Although AI may depend on its machine learning capabilities, we need to take a step back and realize that ML does not happen in a vacuum. ML is driven by Big Data, without which it cannot take place. In fact, therefore, AI is entirely dependent on the amount of data we can capture and the methods we use to process and manage it. For this reason, we need to pay more attention to capturing, transporting, processing and storing data if we are to realize the promise of AI in the future.

Data capture is key

Data capture is essential, whether for software-based AI applications, intelligent AI-based robots or machine learning. When AI products were initially designed, developers spent huge research and development resources to collect data on human behavior from both industry and consumer side.

In the field of health, many intelligent applications offer predictive analysis of prognoses and treatments. As these programs become progressively smarter, they could be made even more accurate by applying increased intelligence gathered from human data.

User data is essential for developing smarter technologies, whether software systems, hardware devices, IoT devices or home automation equipment. However, one of the most difficult aspects of capturing data in edge environments is transmitting it securely to a data center/cloud due to the threat of ransomware or virus attacks.

With data, more is more

Statista’s projections indicate that by the end of 2025, the world will potentially generate 181 zettabytes of data, a 129% increase from 79 zettabytes in 2021. This particularly applies to medical sciences, where various organizations collect massive amounts of data.

For example, data from the first Covid-19 vaccines administered helped determine the accuracy of doses for all age groups.

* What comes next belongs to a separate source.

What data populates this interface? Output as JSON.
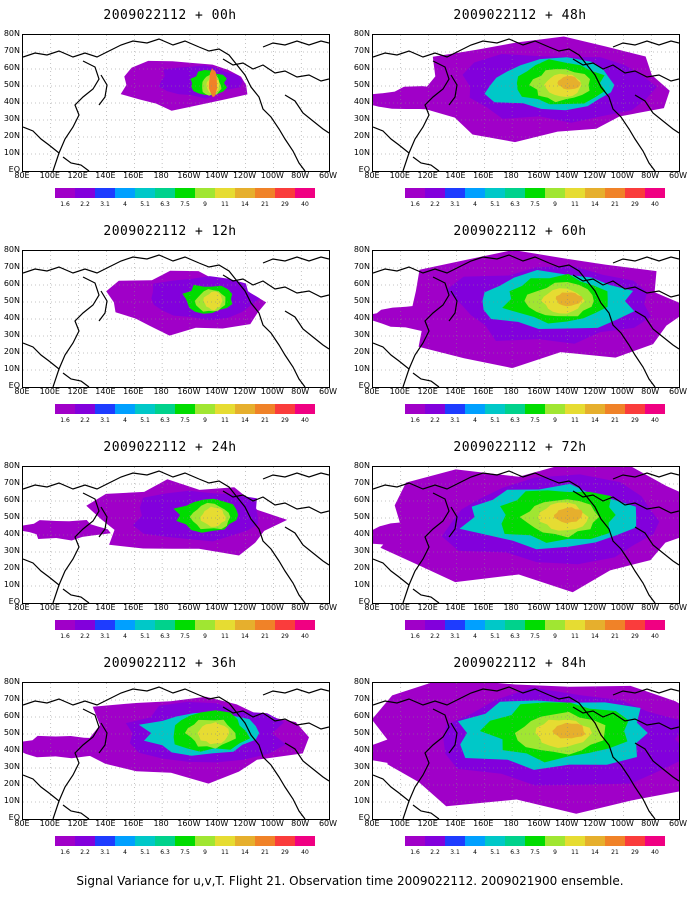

Similarly, we need more data to achieve greater accuracy and more efficient devices, whether for software, robotics or something else.
We also need more data from real edges, whether static or moving, and regardless of location, to be able to run AI and ML applications in a timely manner.

The future of AI will depend on capturing more data through real-time applications from edges such as a gas pipeline, a submarine in the ocean, a defense front, healthcare, IoT devices, satellites or rockets in space.

Data management challenges

To optimize AI for the future, we also need high-performance systems. These can be storage or cloud-based systems, processed by modern, data-intensive applications. The more data you feed these applications, the faster they can run their algorithms and deliver insights, whether for micro-strategy tools or business intelligence tools. This is commonly referred to as data mining, and in the past we did it by putting the data in a warehouse and then running applications to process it.

However, these methods are full of challenges. Data-generating devices now continuously generate ever-increasing amounts of information. Whether the source is self-driving vehicles or healthcare, and whether the platform is a drone or an advanced device, all are capable of generating greater amounts of data than ever before. So far, the data management industry has been unable to capture these quantities, whether through networks, 5G, the cloud, or any other storage method.

These circumstances led to the loss of 90% of the data collected due to insufficient storage capacity and the inability to process it quickly and transmit it to a data center. The findings also apply to critical data captured at remote sites that don’t have cloud connectivity or applications running at the edge.

Forward to the future

The more data we have, the better the performance of the AI. The more real-time information we can gather from real users in the field, the smarter we can make our AI devices. The more we can make AI applicable to use cases, the more we can make the human connection and the better we can solve user problems.

To date, much of the big data we generate goes unused, primarily because organizations cannot capture, transport, and analyze it fast enough to create real-time insights. It is essential for us to develop ways to solve these challenges, to allow us to reap the benefits of putting AI at the service of humanity.



The opinions expressed above are those of the author.